All told, that comes to just $US699,750 ($971,393), which is a small price to pay for peace of mind.

Image: Rezvani
Image: Rezvani

Er, um, wow. It’s quite the thing to put yourself into the mindset of someone taking this embarrassing nonsense seriously. Clearly playing to the ever-growing market of paranoid Americans from preppers to QAnons, it seems the crossover with people able to spend over a quarter-million bucks on a car can’t possibly be enormous.

Rezvani Motors, if you are lucky enough not to know, is the brainchild of Ferris Rezvani, the son of an Iranian fighter pilot, who wanted to “develop a thrill similar to flying an F-4 fighter jet,” but, um, on the ground. The company has been catering to over-rich idiots since 2015, most famously with the since-discontinued Ferrari-like Beast. (Although it’s rebooting this year.)

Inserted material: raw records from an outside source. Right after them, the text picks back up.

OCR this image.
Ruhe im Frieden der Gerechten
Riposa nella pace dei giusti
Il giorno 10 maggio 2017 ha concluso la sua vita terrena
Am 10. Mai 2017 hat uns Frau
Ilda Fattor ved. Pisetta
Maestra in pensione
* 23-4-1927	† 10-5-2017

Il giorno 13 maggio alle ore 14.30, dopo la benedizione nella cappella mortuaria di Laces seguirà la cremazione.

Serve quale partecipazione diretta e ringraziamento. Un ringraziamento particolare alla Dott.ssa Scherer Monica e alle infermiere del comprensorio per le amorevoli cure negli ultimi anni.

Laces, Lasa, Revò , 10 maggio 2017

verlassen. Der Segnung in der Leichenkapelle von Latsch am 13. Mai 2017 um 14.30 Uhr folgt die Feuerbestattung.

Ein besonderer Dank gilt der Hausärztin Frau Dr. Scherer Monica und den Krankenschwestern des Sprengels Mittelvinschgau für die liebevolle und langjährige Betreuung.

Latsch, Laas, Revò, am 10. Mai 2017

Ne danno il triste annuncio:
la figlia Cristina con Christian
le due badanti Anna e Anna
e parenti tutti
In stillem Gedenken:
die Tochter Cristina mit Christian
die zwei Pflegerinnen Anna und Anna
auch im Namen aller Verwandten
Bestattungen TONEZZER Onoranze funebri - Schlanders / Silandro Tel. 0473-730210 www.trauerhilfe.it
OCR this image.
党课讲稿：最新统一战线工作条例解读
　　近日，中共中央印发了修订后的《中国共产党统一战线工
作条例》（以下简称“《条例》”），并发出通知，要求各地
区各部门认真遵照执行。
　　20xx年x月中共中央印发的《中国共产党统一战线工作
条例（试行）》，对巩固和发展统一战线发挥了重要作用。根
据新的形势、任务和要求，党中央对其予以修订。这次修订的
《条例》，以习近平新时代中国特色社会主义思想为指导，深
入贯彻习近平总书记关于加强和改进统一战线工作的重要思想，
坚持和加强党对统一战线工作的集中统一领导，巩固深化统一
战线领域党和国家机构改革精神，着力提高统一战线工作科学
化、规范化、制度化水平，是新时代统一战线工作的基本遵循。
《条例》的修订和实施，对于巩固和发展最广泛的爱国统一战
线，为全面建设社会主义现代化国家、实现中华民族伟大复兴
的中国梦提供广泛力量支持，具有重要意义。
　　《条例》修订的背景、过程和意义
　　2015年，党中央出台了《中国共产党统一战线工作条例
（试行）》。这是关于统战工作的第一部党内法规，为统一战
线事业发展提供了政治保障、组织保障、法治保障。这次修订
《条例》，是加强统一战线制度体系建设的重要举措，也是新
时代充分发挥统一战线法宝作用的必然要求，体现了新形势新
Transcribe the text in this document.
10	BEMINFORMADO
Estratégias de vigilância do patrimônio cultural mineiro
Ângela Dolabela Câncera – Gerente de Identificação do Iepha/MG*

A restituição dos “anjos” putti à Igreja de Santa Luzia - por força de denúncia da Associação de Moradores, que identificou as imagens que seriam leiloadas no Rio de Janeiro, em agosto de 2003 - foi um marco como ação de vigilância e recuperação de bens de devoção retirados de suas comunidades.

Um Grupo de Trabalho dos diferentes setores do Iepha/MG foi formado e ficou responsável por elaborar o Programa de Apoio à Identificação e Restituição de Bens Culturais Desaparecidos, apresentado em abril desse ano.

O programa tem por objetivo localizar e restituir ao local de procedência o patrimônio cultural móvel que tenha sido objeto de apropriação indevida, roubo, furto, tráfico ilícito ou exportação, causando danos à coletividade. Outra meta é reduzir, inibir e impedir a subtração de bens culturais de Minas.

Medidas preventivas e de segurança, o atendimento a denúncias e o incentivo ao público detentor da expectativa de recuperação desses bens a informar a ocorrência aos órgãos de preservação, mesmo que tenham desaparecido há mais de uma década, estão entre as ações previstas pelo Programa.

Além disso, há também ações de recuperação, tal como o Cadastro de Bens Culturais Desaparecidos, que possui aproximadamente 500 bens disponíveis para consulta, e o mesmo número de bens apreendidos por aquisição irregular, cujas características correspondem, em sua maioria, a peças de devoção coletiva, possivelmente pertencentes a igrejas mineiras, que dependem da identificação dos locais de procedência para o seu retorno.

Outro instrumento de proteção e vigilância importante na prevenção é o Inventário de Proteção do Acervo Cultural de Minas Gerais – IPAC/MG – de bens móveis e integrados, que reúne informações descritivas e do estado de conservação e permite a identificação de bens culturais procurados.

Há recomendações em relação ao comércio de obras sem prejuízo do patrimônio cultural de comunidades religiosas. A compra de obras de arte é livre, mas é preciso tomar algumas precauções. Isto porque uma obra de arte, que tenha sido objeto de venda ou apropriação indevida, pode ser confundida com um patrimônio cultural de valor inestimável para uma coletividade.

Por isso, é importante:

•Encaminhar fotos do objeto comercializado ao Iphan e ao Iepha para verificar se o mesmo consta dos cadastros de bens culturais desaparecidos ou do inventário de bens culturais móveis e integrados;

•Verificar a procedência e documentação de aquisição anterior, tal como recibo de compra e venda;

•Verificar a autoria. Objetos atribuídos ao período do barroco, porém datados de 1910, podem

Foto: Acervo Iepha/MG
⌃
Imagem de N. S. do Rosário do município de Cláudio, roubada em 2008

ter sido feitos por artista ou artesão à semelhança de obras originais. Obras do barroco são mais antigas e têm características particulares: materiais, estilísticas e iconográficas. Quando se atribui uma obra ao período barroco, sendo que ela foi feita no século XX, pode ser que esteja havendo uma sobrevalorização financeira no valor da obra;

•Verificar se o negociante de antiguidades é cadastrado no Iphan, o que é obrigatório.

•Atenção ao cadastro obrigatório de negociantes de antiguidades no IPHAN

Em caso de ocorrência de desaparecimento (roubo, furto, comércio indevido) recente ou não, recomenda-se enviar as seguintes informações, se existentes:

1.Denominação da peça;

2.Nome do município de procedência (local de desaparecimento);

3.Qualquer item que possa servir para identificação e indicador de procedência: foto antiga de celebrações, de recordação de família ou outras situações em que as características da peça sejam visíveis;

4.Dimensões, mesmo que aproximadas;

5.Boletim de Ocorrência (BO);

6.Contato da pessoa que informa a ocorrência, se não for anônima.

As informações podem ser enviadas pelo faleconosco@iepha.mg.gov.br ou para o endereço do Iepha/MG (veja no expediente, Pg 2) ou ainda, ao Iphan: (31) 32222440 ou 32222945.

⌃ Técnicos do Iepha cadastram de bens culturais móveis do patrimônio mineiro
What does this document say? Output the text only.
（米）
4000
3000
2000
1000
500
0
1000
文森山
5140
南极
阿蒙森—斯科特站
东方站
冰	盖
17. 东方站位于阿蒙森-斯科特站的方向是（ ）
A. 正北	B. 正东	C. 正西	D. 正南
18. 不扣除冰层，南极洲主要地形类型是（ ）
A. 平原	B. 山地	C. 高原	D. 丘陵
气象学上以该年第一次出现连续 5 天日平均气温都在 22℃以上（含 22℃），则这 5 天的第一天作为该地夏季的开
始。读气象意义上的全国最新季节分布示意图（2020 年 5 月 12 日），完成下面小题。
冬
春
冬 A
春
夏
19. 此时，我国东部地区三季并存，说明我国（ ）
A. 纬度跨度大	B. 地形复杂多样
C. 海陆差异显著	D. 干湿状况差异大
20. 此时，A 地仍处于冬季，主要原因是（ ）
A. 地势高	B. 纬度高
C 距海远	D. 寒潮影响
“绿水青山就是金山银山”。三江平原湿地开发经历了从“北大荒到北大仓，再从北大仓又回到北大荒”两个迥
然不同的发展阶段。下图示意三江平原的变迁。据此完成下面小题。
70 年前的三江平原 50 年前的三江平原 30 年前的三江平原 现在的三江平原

Quite what the hell the Vengeance’s daft boxy design has to do with video games, unless they were aiming for a late-80s look, is unclear. Bulgarian concept artist Milen Ivanov has previously worked on mobile game Ace Racer and Netflix’s Fast & Furious Spy Racers, but doesn’t have an enormous pedigree in the industry. We’ve reached out to him to ask about his involvement in the Vengeance’s design, and his thoughts on the military-grade final product, and will definitely update should he get back to us. (Despite the Vengeance being out since last year, Ivanov hasn’t been excited enough to add it to his résumé.)

Oh, and if the Vengeance doesn’t look like a solid enough vehicle for getting your kids to school, don’t forget you could always grab yourself the Rezvani Tank.